Sometimes it’s a unique voice or subject, but all the successful stories have one thing in common: they tell a small story in a small space with not a word or mark of punctuation out of place. They hook in to some essential characteristic of human foibles and triumphs. Each sentence drives forward to the next.

Excellent to remember when crafting your own flash fiction. She also goes on to talk about her current projects and what flash fiction has taught her about her own writing and herself.  This was just one of several very interesting interviews. The Grant Faulkner piece was the latest posted and the next one I plan to read. Mr. Faulkner is the co-founder of 100 Word Story and while researching for this review I came across Fissures. It is a collection of 100-word stories that were passionately crafted as small separate entities bound together in one fabulous read. My reward for getting this review to my editor in time is reading the interview!

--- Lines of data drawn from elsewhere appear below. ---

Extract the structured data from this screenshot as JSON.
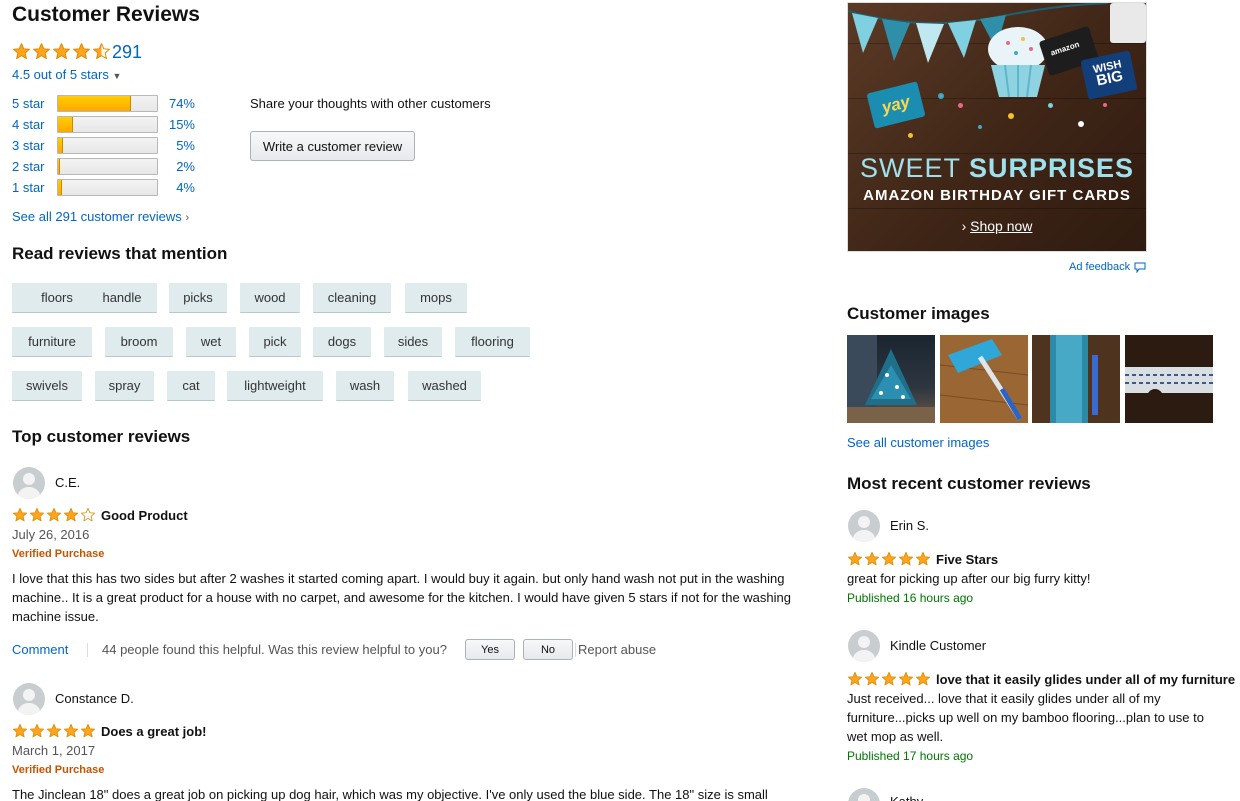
{
  "summary": {
    "title": "Customer Reviews",
    "rating_count": "291",
    "rating_text": "4.5 out of 5 stars",
    "rating_value": 4.5,
    "histogram": [
      {
        "label": "5 star",
        "percent": "74%",
        "value": 74
      },
      {
        "label": "4 star",
        "percent": "15%",
        "value": 15
      },
      {
        "label": "3 star",
        "percent": "5%",
        "value": 5
      },
      {
        "label": "2 star",
        "percent": "2%",
        "value": 2
      },
      {
        "label": "1 star",
        "percent": "4%",
        "value": 4
      }
    ],
    "see_all": "See all 291 customer reviews"
  },
  "share": {
    "prompt": "Share your thoughts with other customers",
    "button": "Write a customer review"
  },
  "mentions": {
    "heading": "Read reviews that mention",
    "tags": [
      "floors",
      "handle",
      "picks",
      "wood",
      "cleaning",
      "mops",
      "furniture",
      "broom",
      "wet",
      "pick",
      "dogs",
      "sides",
      "flooring",
      "swivels",
      "spray",
      "cat",
      "lightweight",
      "wash",
      "washed"
    ]
  },
  "top_reviews": {
    "heading": "Top customer reviews",
    "items": [
      {
        "name": "C.E.",
        "rating": 4,
        "title": "Good Product",
        "date": "July 26, 2016",
        "verified": "Verified Purchase",
        "body": "I love that this has two sides but after 2 washes it started coming apart. I would buy it again. but only hand wash not put in the washing machine.. It is a great product for a house with no carpet, and awesome for the kitchen. I would have given 5 stars if not for the washing machine issue.",
        "comment": "Comment",
        "helpful": "44 people found this helpful. Was this review helpful to you?",
        "yes": "Yes",
        "no": "No",
        "report": "Report abuse"
      },
      {
        "name": "Constance D.",
        "rating": 5,
        "title": "Does a great job!",
        "date": "March 1, 2017",
        "verified": "Verified Purchase",
        "body": "The Jinclean 18\" does a great job on picking up dog hair, which was my objective. I've only used the blue side. The 18\" size is small"
      }
    ]
  },
  "ad": {
    "headline_light": "SWEET",
    "headline_bold": "SURPRISES",
    "subline": "AMAZON BIRTHDAY GIFT CARDS",
    "cta": "Shop now",
    "card_yay": "yay",
    "card_brand": "amazon",
    "card_wish_1": "WISH",
    "card_wish_2": "BIG",
    "feedback": "Ad feedback",
    "colors": {
      "flag": "#7fd0e0",
      "flag_dark": "#2f8fa8",
      "headline": "#9ee0ec"
    }
  },
  "customer_images": {
    "heading": "Customer images",
    "see_all": "See all customer images",
    "images": [
      "christmas-tree-photo",
      "mop-on-floor-photo",
      "mop-pad-closeup-photo",
      "mop-pad-texture-photo"
    ]
  },
  "recent": {
    "heading": "Most recent customer reviews",
    "items": [
      {
        "name": "Erin S.",
        "rating": 5,
        "title": "Five Stars",
        "body": "great for picking up after our big furry kitty!",
        "published": "Published 16 hours ago"
      },
      {
        "name": "Kindle Customer",
        "rating": 5,
        "title": "love that it easily glides under all of my furniture",
        "body": "Just received... love that it easily glides under all of my furniture...picks up well on my bamboo flooring...plan to use to wet mop as well.",
        "published": "Published 17 hours ago"
      },
      {
        "name": "Kathy"
      }
    ]
  },
  "colors": {
    "link": "#0066c0",
    "star": "#ffa41c",
    "verified": "#c45500",
    "published": "#007600",
    "tag_bg": "#e0ebee"
  }
}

The site also features book reviews and access to quick links on its sidebar which I found rather handy and supplied me with several things I bookmarked for later reading.  For the writer, as I said before, the guidelines are pretty straight-forward and allowed via Submishmash. If you are new to the concept of flash fiction and need a jumping point, a photo prompt is available to help get you started. I suggest you read more than a handful to get a feeling for it. The submission and publishing process is on a rolling basis.

In conclusion, I just want to say that although the concept of micro or flash fiction is not new, it has been making a comeback in recent years and I think we will see more of it surface, especially within the online publishing arena. I really enjoyed writing this review as I learned a great deal and now I have a new challenge placed upon my writing plate. Perhaps my life story in 100 words…well maybe I will start with just one day!